Enhanced Magnesium Ion Diffusion Kinetics by In Situ Formed Dual‐Redox Centers From Layered Bismuth‐Tellurium Framework

Abstract Rechargeable magnesium batteries (RMBs) are always limited by slow diffusion kinetics of Mg 2+ and instability of electrodes or interfaces, depending on the inherent high charge density of Mg 2+ and the unsuitability of electrolyte. Herein, a conversion‐alloying dual‐redox storage mechanism governing Mg 2+ diffusion in a bismuth/tellurium heterostructure in situ formed form layered Bi 2 Te 3 , is proposed to address the dynamic issue. In conjunction with fluorine‐containing electrolyte, the Bi/Te electrodes delivere fast kinetics of Mg 2+ , reduces interfacial impedance and stable MgF 2 /AlF 3 ‐containing interface layer, achieving remarkable performance in terms of specific capacity and durability.
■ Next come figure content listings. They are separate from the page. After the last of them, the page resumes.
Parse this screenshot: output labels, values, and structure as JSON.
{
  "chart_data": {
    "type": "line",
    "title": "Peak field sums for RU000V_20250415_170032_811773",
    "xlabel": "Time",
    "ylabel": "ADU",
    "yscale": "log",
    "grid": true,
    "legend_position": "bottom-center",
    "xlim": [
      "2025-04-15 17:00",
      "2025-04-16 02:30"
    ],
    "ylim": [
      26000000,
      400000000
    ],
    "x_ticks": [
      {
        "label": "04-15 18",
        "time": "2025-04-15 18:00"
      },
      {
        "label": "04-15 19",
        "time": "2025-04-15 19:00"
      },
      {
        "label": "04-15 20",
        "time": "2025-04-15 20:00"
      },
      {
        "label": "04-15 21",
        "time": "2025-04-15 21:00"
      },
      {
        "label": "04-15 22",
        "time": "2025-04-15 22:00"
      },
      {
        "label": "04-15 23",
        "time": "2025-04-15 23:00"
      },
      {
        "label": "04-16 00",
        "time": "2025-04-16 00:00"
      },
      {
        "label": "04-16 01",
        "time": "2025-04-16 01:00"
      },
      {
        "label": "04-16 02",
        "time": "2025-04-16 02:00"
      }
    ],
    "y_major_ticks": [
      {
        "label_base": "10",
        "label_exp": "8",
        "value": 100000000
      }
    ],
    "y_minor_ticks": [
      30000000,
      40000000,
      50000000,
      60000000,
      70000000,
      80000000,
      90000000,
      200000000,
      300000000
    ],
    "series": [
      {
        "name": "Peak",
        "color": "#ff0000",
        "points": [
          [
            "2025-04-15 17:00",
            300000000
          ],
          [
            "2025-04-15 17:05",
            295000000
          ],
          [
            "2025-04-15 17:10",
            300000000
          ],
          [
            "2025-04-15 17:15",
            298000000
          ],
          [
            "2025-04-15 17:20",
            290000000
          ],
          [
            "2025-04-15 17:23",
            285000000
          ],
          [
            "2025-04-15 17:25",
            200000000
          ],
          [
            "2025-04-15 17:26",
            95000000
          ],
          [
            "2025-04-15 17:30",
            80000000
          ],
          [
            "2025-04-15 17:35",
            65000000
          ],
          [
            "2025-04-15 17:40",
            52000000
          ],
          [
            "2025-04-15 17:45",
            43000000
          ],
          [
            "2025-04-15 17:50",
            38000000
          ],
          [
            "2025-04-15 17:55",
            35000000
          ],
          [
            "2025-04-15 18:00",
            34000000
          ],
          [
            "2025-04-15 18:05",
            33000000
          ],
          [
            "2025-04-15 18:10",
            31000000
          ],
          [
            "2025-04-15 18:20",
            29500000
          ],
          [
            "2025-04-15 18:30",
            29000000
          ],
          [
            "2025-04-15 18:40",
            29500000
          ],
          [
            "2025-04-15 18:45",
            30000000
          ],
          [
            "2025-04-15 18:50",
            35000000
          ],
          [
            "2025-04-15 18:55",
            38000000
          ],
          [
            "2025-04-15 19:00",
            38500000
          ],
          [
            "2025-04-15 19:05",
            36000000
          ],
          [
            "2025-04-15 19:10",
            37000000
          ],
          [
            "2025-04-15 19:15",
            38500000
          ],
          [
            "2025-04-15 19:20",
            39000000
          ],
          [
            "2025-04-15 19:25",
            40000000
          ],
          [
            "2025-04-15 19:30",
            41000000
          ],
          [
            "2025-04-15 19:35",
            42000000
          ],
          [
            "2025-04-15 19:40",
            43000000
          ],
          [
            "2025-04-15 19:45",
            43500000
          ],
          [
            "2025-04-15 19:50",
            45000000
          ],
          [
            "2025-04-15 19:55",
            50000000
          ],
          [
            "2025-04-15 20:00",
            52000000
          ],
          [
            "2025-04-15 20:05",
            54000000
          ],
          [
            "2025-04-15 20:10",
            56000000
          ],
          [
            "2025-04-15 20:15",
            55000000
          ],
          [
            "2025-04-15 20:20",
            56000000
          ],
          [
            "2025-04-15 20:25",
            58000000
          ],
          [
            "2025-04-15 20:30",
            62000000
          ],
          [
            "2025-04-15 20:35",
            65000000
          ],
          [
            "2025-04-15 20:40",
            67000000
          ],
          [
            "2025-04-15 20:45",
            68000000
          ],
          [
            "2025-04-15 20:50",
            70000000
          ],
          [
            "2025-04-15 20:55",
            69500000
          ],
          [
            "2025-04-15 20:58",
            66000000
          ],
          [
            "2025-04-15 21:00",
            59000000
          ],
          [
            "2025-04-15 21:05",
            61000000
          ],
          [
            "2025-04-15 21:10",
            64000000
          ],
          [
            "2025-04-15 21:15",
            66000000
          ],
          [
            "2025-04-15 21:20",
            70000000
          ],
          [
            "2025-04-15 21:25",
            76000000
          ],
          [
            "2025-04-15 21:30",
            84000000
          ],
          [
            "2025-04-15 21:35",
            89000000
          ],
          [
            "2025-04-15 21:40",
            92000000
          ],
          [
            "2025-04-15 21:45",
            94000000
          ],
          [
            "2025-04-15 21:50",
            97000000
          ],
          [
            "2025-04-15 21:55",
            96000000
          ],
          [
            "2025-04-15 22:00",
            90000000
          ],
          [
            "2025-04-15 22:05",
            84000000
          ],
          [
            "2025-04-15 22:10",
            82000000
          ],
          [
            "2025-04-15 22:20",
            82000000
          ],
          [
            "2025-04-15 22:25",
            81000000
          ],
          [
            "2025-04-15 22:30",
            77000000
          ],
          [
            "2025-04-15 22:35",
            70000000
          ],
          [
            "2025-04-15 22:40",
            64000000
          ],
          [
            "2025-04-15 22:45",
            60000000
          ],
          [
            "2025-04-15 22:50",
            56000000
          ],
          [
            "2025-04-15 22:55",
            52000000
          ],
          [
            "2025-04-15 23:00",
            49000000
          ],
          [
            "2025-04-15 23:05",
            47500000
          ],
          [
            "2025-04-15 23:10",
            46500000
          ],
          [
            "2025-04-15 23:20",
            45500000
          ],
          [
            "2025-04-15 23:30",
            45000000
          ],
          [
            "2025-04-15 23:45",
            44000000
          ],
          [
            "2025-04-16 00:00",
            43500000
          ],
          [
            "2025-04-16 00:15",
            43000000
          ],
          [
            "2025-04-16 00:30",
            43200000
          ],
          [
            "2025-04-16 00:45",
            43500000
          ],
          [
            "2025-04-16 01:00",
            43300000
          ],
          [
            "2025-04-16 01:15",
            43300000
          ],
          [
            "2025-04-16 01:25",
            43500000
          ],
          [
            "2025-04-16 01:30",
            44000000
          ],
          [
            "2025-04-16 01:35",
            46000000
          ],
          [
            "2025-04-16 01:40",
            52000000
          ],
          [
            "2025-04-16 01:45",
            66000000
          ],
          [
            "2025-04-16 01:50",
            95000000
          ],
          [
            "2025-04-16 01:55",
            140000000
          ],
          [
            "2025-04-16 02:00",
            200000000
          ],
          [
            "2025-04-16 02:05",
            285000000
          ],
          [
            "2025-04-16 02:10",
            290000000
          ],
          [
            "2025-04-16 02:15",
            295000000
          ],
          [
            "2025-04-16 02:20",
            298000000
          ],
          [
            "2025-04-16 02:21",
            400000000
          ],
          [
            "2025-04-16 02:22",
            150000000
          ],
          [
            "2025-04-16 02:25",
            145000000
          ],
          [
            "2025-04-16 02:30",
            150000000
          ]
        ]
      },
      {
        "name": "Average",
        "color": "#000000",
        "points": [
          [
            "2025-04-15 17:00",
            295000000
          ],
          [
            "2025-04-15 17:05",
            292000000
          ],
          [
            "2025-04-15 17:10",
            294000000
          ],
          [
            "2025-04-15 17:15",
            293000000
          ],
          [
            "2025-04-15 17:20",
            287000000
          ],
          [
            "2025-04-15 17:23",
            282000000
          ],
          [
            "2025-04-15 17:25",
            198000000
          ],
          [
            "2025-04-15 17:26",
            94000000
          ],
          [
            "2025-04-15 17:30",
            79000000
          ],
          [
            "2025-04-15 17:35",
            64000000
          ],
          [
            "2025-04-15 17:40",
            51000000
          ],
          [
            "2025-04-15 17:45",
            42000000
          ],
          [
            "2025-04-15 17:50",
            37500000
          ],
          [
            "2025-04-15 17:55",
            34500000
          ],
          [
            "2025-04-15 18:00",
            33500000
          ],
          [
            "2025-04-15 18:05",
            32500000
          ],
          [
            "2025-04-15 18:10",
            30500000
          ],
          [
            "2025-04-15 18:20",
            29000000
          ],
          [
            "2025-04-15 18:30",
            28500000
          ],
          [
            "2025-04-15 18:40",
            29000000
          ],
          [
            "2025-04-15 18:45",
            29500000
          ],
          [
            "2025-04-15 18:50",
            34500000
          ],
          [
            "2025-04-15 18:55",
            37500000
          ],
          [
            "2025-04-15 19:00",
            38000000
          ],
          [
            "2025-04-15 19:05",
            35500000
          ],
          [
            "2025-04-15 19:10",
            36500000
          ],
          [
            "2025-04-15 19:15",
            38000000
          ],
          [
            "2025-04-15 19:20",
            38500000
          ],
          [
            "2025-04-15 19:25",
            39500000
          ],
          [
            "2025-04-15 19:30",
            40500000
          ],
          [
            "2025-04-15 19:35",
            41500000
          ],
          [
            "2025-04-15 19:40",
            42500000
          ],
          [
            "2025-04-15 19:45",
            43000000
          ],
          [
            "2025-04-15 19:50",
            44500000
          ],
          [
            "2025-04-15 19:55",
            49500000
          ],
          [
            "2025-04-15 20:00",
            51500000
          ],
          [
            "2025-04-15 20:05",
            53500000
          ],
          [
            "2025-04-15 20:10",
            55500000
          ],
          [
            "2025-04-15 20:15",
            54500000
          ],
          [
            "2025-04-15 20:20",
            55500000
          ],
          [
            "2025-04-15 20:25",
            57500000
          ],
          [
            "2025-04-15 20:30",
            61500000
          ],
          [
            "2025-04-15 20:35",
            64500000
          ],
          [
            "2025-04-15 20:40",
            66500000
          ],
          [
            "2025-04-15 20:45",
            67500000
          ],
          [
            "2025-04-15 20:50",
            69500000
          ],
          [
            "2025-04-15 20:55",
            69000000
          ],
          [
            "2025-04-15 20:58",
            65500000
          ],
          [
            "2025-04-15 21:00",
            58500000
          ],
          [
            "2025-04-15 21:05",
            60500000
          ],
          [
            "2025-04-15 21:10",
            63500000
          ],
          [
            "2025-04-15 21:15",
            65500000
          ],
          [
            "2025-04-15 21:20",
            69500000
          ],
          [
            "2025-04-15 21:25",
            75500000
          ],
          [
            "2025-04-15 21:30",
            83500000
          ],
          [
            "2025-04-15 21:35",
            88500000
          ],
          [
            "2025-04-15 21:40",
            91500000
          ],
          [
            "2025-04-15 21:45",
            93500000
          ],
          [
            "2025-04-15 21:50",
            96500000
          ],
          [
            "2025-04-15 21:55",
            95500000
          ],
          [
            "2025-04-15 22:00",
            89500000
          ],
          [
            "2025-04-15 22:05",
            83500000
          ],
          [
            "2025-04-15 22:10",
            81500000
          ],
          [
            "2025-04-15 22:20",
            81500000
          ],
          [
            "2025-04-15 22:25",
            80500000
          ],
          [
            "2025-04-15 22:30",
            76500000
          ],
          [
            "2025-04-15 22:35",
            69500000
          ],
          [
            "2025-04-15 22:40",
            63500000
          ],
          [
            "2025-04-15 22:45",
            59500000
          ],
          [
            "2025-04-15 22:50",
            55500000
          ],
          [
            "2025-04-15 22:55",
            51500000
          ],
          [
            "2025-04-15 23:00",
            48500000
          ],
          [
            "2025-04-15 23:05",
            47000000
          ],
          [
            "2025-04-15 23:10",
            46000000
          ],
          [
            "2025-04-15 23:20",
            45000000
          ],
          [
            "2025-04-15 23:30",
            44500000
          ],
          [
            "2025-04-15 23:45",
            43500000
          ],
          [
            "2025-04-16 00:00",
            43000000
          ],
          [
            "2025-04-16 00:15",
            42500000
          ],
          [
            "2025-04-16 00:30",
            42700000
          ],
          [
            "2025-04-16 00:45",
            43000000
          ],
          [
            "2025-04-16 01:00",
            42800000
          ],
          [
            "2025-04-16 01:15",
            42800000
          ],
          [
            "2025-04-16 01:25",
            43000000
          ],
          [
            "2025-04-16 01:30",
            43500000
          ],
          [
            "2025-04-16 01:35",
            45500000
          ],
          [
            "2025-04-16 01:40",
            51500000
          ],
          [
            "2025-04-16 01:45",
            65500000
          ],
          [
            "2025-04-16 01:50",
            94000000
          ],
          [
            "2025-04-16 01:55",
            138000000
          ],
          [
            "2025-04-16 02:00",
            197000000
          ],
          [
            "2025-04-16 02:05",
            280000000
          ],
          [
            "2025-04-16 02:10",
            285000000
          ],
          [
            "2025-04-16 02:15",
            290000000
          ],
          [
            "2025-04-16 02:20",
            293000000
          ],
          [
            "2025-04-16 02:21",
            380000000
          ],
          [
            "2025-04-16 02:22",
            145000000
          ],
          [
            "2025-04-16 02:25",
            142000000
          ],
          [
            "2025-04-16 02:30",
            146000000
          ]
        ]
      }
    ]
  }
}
As characterized by time‐of‐flight secondary‐ion mass spectrometry (TOF‐SIMS), a robust solid electrolyte interphase (SEI) capable of conducting Mg 2+ is in situ constructed. More, the stepwise redox transitions occurring during electrochemical processes are revealed, involving initial conversion from Bi 2 Te 3 to Bi, alloying/dealloying between Bi and Mg 3 Bi 2 and reversible conversion between Te and MgTe. These results may contribute to a clear understanding of Bi‐Te based anodes, and even p‐block metal compound anodes, thereby promoting the development and practical application of RMBs.